こういう姿を見せてくれるようになって、俺はなんだか嬉しいような恥ずかしいような、そんな気持ちだった。
「……そういえば、秋月君って、ここ寂蒔市に住んでいるの?」
「そうだけど……」
「驚いた。私も寂蒔市」
「えっ? そうだったのか?」
「ほら、東の高台に神社があるでしょ? 私の家はそのふもとの先。それにしても、一つ歳が違うだけで会うことって少なくなるのね」
「ふもとの先……、あの並木道の辺りか。近所に住んでいたんだ」
「もう。もっと早くから出逢えてたかもしれないのにね」
「そうだな」
でも、そんな近くに住んでいて見たことがないなんて。佐山に似ていたりしたら気がつくはずなのに。
不思議な気持ちだ。
「そういえば、そこの神社のお祭りの言い伝えって知っているか?」
なんとなく話題を変えたくなって、ふと思ったことを訊いてみた。
「夏のお祭り? 花火大会の」
「そうそう。それ。確か、女の子が浴衣を着て綿菓子を持つとどうなるんだ?」
「この街にいて知らなかったんだ」
「うるさいなー」
「まぁ、男の子だしね。知らなくてもいいのか」
「知っているのなら、教えてくれ。もうずっと気になってて」
結局、あの言い伝えの話は知らないままだったからな。
「良くある話よ。あのお祭りで好きな男の子と出かけることが出来たとき、浴衣を着て、その男の子と綿菓子を一緒に食べて、花火を見るとね、その恋がかなって二人は結ばれるの。中高生の女の子にとっては大事な言い伝えかな」
「あー……やっぱりそんな話だったのか」
なんとなく、わかっていたが、実際そうだったと思うと、心が締め付け、苦しく感じる。
佐山は、俺と……、そうしたかったのか。
「なに? もしかして行ったことあったとか?」
俺の表情を見て、何かを思ったのか、沙耶は真面目な表情で俺を見つめる。
「いや、そんな言い伝えはやっぱり迷信だろう。
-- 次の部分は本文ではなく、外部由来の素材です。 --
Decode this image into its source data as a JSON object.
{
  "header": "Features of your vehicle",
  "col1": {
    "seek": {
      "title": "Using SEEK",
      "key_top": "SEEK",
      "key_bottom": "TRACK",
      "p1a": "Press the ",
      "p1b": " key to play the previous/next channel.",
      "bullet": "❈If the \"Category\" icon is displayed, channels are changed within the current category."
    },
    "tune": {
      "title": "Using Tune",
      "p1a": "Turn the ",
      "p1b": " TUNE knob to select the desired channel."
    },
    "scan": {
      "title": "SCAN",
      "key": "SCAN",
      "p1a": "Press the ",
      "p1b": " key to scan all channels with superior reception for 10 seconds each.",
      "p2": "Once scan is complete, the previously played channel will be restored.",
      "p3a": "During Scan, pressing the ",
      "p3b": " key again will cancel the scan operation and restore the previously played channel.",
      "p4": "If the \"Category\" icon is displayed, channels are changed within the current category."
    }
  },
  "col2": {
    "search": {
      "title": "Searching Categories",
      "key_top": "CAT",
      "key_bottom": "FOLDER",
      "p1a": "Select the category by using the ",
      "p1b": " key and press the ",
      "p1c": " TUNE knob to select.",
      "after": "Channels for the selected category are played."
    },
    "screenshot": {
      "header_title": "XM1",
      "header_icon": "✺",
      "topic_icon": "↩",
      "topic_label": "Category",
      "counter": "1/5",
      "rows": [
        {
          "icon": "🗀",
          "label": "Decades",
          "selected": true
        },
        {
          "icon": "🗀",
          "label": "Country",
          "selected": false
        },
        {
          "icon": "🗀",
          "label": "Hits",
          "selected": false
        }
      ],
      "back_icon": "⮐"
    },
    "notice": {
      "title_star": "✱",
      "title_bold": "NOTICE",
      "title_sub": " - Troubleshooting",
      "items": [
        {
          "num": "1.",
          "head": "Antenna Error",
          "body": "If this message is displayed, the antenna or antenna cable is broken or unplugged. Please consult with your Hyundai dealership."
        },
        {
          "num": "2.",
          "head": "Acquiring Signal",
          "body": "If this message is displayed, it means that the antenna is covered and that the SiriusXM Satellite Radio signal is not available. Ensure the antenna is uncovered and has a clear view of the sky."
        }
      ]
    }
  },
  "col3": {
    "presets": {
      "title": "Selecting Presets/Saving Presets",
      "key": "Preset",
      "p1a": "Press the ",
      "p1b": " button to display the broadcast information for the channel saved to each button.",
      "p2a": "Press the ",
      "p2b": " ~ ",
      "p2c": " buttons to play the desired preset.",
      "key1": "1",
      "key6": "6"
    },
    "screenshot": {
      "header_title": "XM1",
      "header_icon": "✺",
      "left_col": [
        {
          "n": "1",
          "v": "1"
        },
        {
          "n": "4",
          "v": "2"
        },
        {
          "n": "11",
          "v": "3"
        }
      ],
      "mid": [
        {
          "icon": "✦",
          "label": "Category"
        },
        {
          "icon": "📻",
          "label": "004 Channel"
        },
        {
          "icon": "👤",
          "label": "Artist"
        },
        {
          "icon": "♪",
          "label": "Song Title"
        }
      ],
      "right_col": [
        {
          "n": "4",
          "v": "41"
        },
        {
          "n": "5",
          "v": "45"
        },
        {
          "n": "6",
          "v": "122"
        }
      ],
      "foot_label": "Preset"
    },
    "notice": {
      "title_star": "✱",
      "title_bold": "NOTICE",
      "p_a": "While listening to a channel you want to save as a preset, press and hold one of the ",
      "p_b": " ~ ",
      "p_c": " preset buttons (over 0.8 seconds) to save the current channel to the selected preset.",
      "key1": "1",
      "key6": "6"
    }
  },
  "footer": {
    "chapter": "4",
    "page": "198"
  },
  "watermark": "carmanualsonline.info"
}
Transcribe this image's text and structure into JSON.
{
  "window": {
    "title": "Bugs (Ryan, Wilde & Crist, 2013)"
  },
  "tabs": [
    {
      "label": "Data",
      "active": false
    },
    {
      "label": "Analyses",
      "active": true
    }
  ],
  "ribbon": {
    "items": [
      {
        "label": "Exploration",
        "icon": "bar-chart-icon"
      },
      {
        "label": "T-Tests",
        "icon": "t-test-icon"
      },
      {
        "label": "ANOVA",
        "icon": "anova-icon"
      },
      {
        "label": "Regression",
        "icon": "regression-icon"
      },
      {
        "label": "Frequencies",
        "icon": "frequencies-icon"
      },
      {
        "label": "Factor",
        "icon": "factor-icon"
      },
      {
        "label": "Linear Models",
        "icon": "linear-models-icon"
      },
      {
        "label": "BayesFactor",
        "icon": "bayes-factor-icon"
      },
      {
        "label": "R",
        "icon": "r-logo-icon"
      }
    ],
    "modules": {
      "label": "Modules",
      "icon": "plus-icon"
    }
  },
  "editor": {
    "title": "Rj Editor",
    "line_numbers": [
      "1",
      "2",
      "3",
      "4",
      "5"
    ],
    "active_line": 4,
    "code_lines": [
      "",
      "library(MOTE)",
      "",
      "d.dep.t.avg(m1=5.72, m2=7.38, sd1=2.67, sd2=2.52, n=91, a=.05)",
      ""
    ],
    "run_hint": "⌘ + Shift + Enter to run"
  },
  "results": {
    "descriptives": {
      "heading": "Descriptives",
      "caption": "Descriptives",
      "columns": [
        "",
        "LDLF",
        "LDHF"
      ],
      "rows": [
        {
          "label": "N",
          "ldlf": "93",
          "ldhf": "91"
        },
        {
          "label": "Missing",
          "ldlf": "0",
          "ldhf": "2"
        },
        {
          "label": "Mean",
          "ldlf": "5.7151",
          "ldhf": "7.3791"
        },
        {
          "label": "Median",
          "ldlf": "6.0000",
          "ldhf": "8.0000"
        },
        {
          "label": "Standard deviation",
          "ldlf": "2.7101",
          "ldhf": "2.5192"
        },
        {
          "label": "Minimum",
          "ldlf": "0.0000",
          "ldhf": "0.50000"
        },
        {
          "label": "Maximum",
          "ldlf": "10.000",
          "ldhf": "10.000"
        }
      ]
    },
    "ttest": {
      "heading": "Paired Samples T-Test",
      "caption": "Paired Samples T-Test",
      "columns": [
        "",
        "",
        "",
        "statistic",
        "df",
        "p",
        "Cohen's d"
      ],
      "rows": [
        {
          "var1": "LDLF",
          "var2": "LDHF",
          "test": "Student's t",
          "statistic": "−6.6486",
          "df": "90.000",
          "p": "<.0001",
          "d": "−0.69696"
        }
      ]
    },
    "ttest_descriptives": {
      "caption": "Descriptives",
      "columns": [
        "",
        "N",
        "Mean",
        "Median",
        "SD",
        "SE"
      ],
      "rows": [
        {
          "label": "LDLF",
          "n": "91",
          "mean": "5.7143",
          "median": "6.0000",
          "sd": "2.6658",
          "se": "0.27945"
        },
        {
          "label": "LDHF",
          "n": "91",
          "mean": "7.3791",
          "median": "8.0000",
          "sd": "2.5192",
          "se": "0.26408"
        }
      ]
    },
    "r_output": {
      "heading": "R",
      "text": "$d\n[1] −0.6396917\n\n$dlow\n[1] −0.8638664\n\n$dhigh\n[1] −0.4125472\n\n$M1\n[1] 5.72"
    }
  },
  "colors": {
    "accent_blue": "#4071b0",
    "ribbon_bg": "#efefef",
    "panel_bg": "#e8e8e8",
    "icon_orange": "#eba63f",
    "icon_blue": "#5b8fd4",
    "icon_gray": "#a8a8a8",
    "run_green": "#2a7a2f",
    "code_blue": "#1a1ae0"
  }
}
間違いないな」
「ふーん、やっぱりそういう女の子がいたのね」
「えっ、いや、その」
「ちょっと、お姉さんに話してみせなさい」
「あの、高嶺さん、酔っていらっしゃいますか?」
「もー! なんで敬語なのよっ! それに私酔ってないっ!」
「うひー。すみませんすみません」
「あははは」
佐山と沙耶。
俺の心は、どこに行けばいいのだろう。
俺は、どうしたいのだろう……。